A collection of butterflies gathered over the lifetime of a UT alumnus has found a final home at the UT Biodiversity Center Entomology Collection, adding 10,000 colorful insects from 50 countries around the world.
The 10,000 butterflies and moths, from the scientific order Lepidoptera, were donated last fall by Lybeth Hodges, wife of the late Jeffrey Robb, a UT Law alumnus and professor of government at Texas Woman’s University. The Biodiversity Center’s butterfly collection previously consisted of 20,000 specimens.
Hodges, who was married to Robb for 41 years, said Robb was interested in butterflies starting at the age of 9. After graduating with honors from UT, Robb joined the Navy, and he and Hodges spent the 1980s in the Philippines and Japan, where Robb collected many butterflies.

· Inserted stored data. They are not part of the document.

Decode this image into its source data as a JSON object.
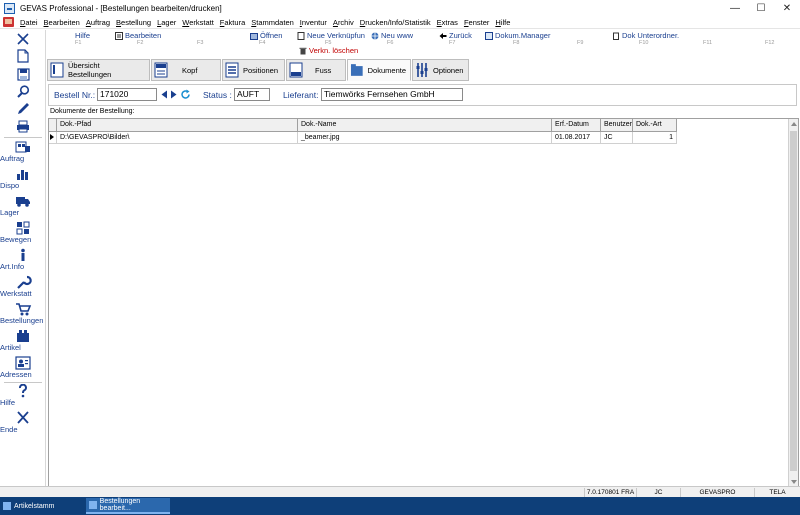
{
  "window": {
    "title": "GEVAS Professional - [Bestellungen bearbeiten/drucken]",
    "minimize": "—",
    "maximize": "☐",
    "close": "✕"
  },
  "menu": [
    "Datei",
    "Bearbeiten",
    "Auftrag",
    "Bestellung",
    "Lager",
    "Werkstatt",
    "Faktura",
    "Stammdaten",
    "Inventur",
    "Archiv",
    "Drucken/Info/Statistik",
    "Extras",
    "Fenster",
    "Hilfe"
  ],
  "sidebar": {
    "items": [
      {
        "label": "Auftrag",
        "icon": "order-icon"
      },
      {
        "label": "Dispo",
        "icon": "chart-icon"
      },
      {
        "label": "Lager",
        "icon": "truck-icon"
      },
      {
        "label": "Bewegen",
        "icon": "move-icon"
      },
      {
        "label": "Art.Info",
        "icon": "info-icon"
      },
      {
        "label": "Werkstatt",
        "icon": "wrench-icon"
      },
      {
        "label": "Bestellungen",
        "icon": "cart-icon"
      },
      {
        "label": "Artikel",
        "icon": "box-icon"
      },
      {
        "label": "Adressen",
        "icon": "contact-icon"
      }
    ],
    "help": "Hilfe",
    "end": "Ende"
  },
  "fkeys": {
    "hilfe": "Hilfe",
    "bearbeiten": "Bearbeiten",
    "oeffnen": "Öffnen",
    "neue_verknuepfung": "Neue Verknüpfun",
    "neu_www": "Neu www",
    "zurueck": "Zurück",
    "dokum_manager": "Dokum.Manager",
    "dok_unterordner": "Dok Unterordner.",
    "verkn_loeschen": "Verkn. löschen",
    "numbers": [
      "F1",
      "F2",
      "F3",
      "F4",
      "F5",
      "F6",
      "F7",
      "F8",
      "F9",
      "F10",
      "F11",
      "F12"
    ]
  },
  "tabs": [
    {
      "label": "Übersicht Bestellungen"
    },
    {
      "label": "Kopf"
    },
    {
      "label": "Positionen"
    },
    {
      "label": "Fuss"
    },
    {
      "label": "Dokumente"
    },
    {
      "label": "Optionen"
    }
  ],
  "header": {
    "bestell_label": "Bestell Nr.:",
    "bestell_value": "171020",
    "status_label": "Status :",
    "status_value": "AUFT",
    "lieferant_label": "Lieferant:",
    "lieferant_value": "Tiemwörks Fernsehen GmbH"
  },
  "documents": {
    "section_label": "Dokumente der Bestellung:",
    "columns": [
      "Dok.-Pfad",
      "Dok.-Name",
      "Erf.-Datum",
      "Benutzer",
      "Dok.-Art"
    ],
    "rows": [
      [
        "D:\\GEVASPRO\\Bilder\\",
        "_beamer.jpg",
        "01.08.2017",
        "JC",
        "1"
      ]
    ]
  },
  "statusbar": {
    "version": "7.0.170801 FRA",
    "user": "JC",
    "db": "GEVASPRO",
    "company": "TELA"
  },
  "taskbar": {
    "items": [
      "Artikelstamm",
      "Bestellungen bearbeit..."
    ]
  }
}
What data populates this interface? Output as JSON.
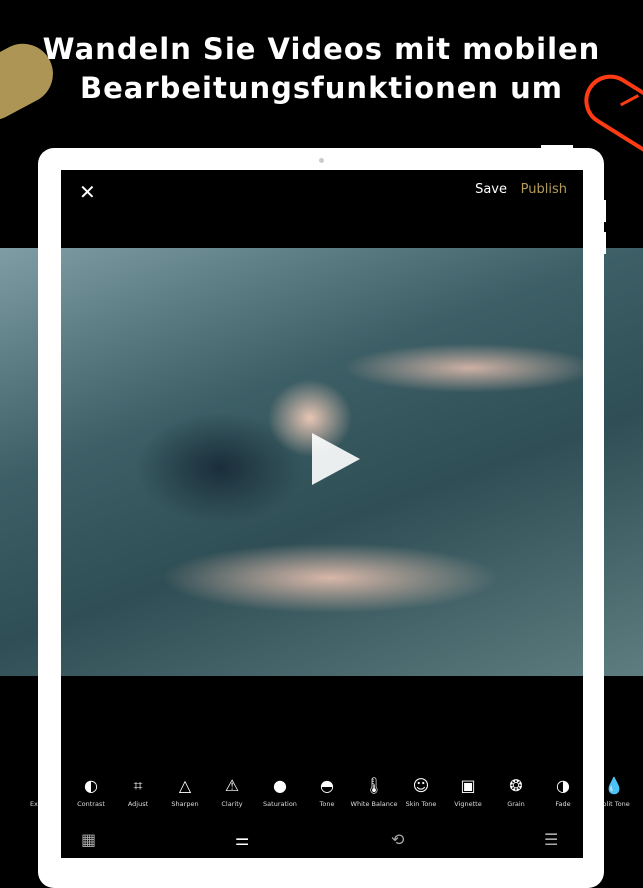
{
  "headline": {
    "line1": "Wandeln Sie Videos mit mobilen",
    "line2": "Bearbeitungsfunktionen um"
  },
  "colors": {
    "accent_gold": "#b49c5a",
    "accent_orange": "#ff3b14"
  },
  "editor": {
    "close_icon": "close-icon",
    "save_label": "Save",
    "publish_label": "Publish",
    "play_icon": "play-icon"
  },
  "tools": [
    {
      "label": "Exposure",
      "visible_label": "Ex",
      "icon": "◐"
    },
    {
      "label": "Contrast",
      "icon": "◐"
    },
    {
      "label": "Adjust",
      "icon": "⌗"
    },
    {
      "label": "Sharpen",
      "icon": "△"
    },
    {
      "label": "Clarity",
      "icon": "⚠"
    },
    {
      "label": "Saturation",
      "icon": "●"
    },
    {
      "label": "Tone",
      "icon": "◓"
    },
    {
      "label": "White Balance",
      "icon": "🌡"
    },
    {
      "label": "Skin Tone",
      "icon": "☺"
    },
    {
      "label": "Vignette",
      "icon": "▣"
    },
    {
      "label": "Grain",
      "icon": "❂"
    },
    {
      "label": "Fade",
      "icon": "◑"
    },
    {
      "label": "Split Tone",
      "visible_label": "lit Tone",
      "icon": "💧"
    }
  ],
  "bottom_nav": [
    {
      "name": "presets-grid",
      "icon": "▦"
    },
    {
      "name": "tools-sliders",
      "icon": "⚌"
    },
    {
      "name": "history",
      "icon": "⟲"
    },
    {
      "name": "recipes",
      "icon": "☰"
    }
  ]
}
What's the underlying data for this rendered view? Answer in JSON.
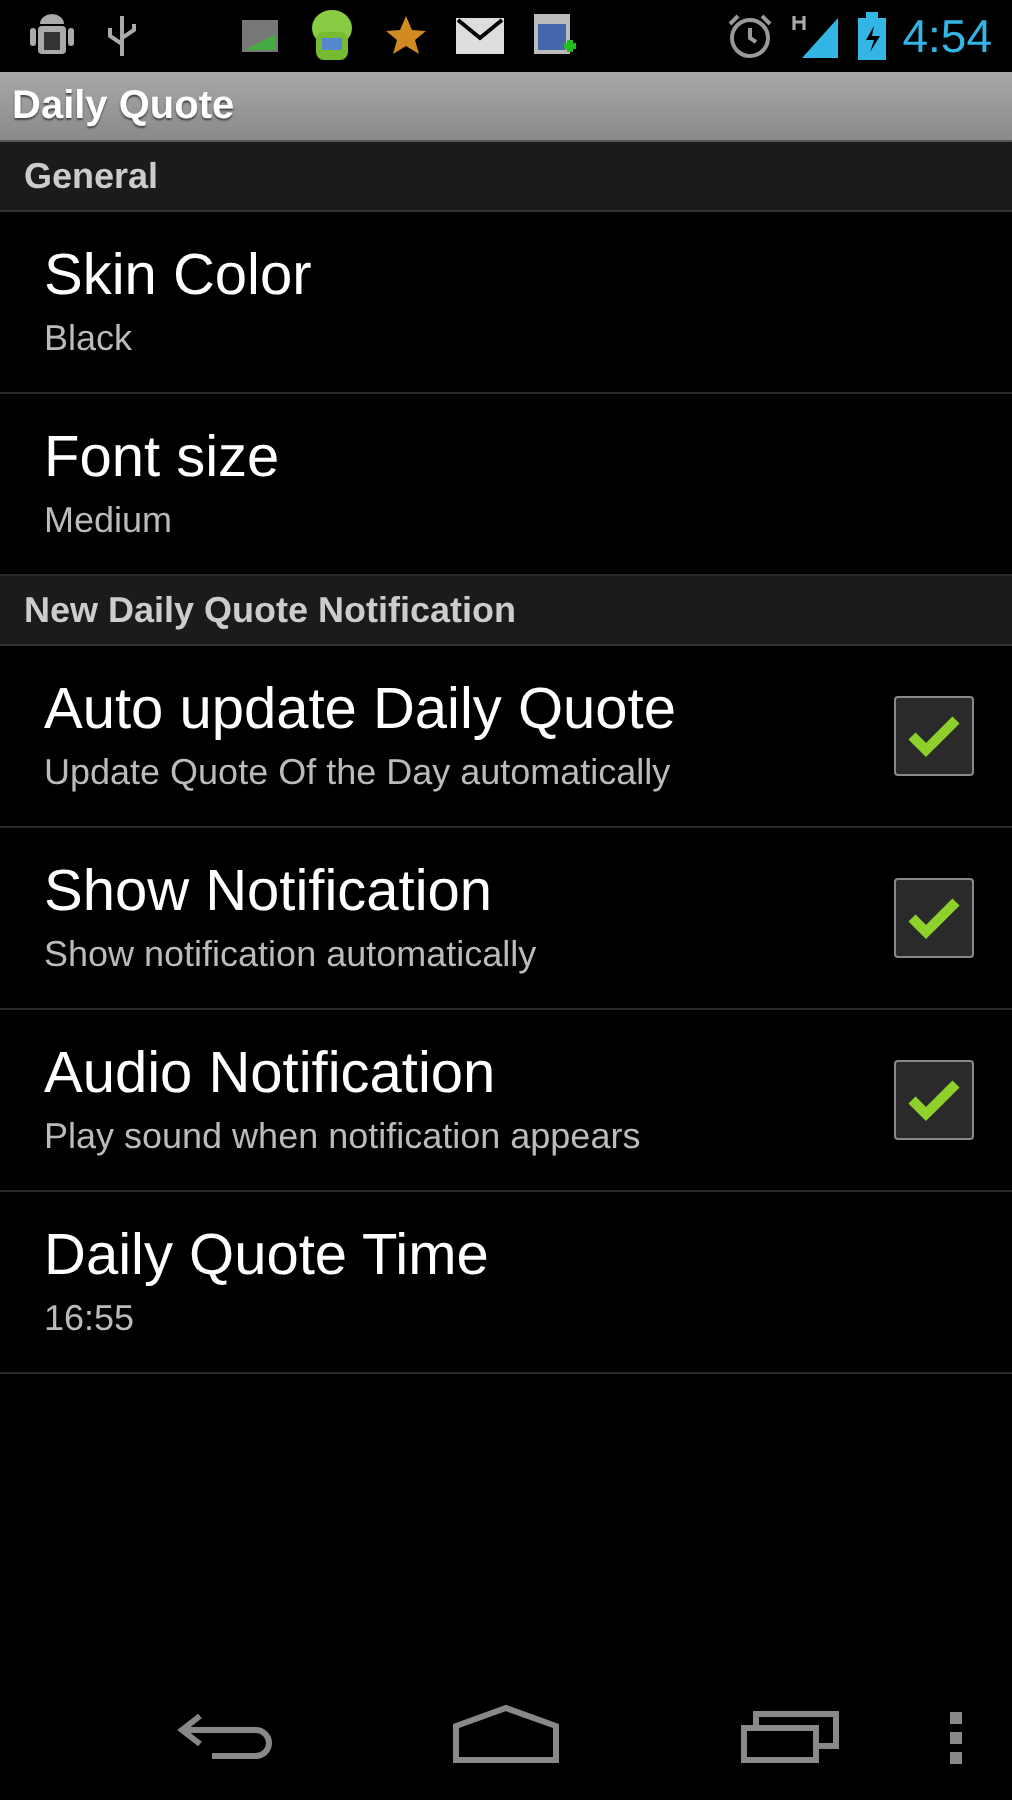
{
  "status_bar": {
    "time": "4:54"
  },
  "app_bar": {
    "title": "Daily Quote"
  },
  "sections": [
    {
      "header": "General",
      "items": [
        {
          "kind": "text",
          "title": "Skin Color",
          "summary": "Black"
        },
        {
          "kind": "text",
          "title": "Font size",
          "summary": "Medium"
        }
      ]
    },
    {
      "header": "New Daily Quote Notification",
      "items": [
        {
          "kind": "checkbox",
          "title": "Auto update Daily Quote",
          "summary": "Update Quote Of the Day automatically",
          "checked": true
        },
        {
          "kind": "checkbox",
          "title": "Show Notification",
          "summary": "Show notification automatically",
          "checked": true
        },
        {
          "kind": "checkbox",
          "title": "Audio Notification",
          "summary": "Play sound when notification appears",
          "checked": true
        },
        {
          "kind": "text",
          "title": "Daily Quote Time",
          "summary": "16:55"
        }
      ]
    }
  ]
}
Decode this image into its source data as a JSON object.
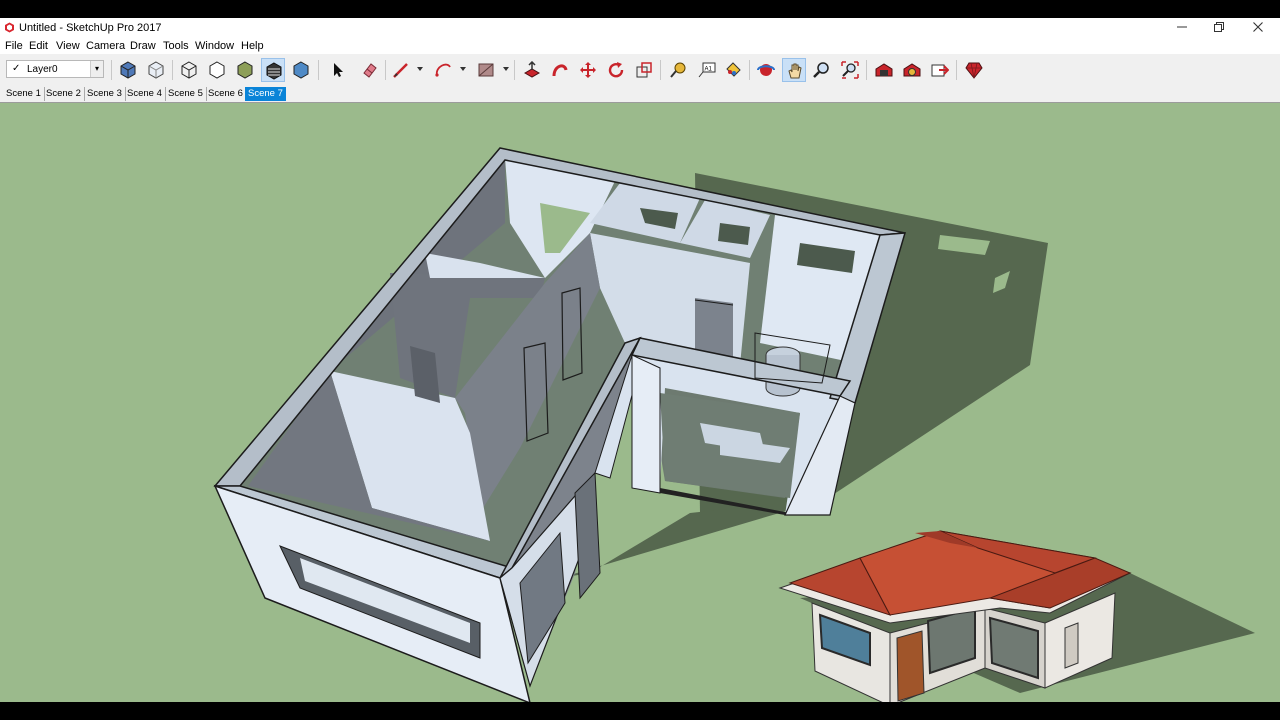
{
  "window": {
    "title": "Untitled - SketchUp Pro 2017"
  },
  "menu": [
    "File",
    "Edit",
    "View",
    "Camera",
    "Draw",
    "Tools",
    "Window",
    "Help"
  ],
  "toolbar": {
    "layer": {
      "checkmark": "✓",
      "name": "Layer0"
    },
    "tools": [
      "iso-view-icon",
      "xray-icon",
      "wireframe-icon",
      "hidden-line-icon",
      "shaded-icon",
      "shaded-textures-icon",
      "monochrome-icon",
      "select-icon",
      "eraser-icon",
      "line-icon",
      "arc-icon",
      "rectangle-icon",
      "push-pull-icon",
      "follow-me-icon",
      "move-icon",
      "rotate-icon",
      "scale-icon",
      "tape-measure-icon",
      "text-icon",
      "paint-bucket-icon",
      "orbit-icon",
      "pan-icon",
      "zoom-icon",
      "zoom-extents-icon",
      "warehouse-icon",
      "extension-warehouse-icon",
      "send-to-layout-icon",
      "ruby-console-icon"
    ]
  },
  "scenes": {
    "tabs": [
      "Scene 1",
      "Scene 2",
      "Scene 3",
      "Scene 4",
      "Scene 5",
      "Scene 6",
      "Scene 7"
    ],
    "active": "Scene 7"
  },
  "colors": {
    "viewport_background": "#9bba8c",
    "shadow": "#56684f",
    "roof": "#b7452f",
    "active_tab": "#0a84d8"
  }
}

“He used to keep a map and put pins on it to keep up with where he’d traveled, but it got too dangerous to be around our kids because it had so many pins on it,” Hodges said. “He was really in the jungle. He had leeches get on him, and he’d run into wild animals. It was kind of scary, but he was certainly dedicated.”
The Robb collection added butterflies that would be harder to obtain today because of habitat destruction and stricter worldwide collection laws, said Alex Wild, the UT Entomology Collection curator.
“Donations like the Robb collection go a long way to (make) sense of what butterfly species are, where they live and how they’re changing in response to the changes we’re bringing in the world,” Wild said.
Wild said butterflies with date and location labels allow scientists to analyze trends based on where butterflies are located over time, allowing them to predict the effects of climate change. Over the past two years, volunteers and staffers at the Entomology Collection have been in the process of documenting the collection in an online catalog, which was a “huge undertaking,” Wild said.
“If we were to catalog our entire collection, it would take about $5 million at minimum wage salary to have people go through the collection,” Wild said. “Imagine being a librarian for 2 million books, and you’re just one librarian.”
The butterflies are in the process of being organized by species with the help of around 20 students and outside volunteers who teach themselves how to recognize certain species. “My favorite part about volunteering has been my ability to learn about a specific species and what the different butterflies look like,” chemistry sophomore Alexia Martin said. “For entomology students, this collection is important because they are able to have an actual physical butterfly that represents a bunch of different species that they wouldn’t normally be able to go see.”
Hodges said after Robb passed unexpectedly, she was unsure what to do with the 17,000 butterflies they owned but decided to donate some of them to UT because it seemed like the right thing to do.
“That’s the one thing I really knew he wanted,” Hodges said. “He wanted something that could preserve them. He didn’t want them to go to some other schools we’d talked about because they didn’t have the facilities or enthusiasm that UT seems to have.”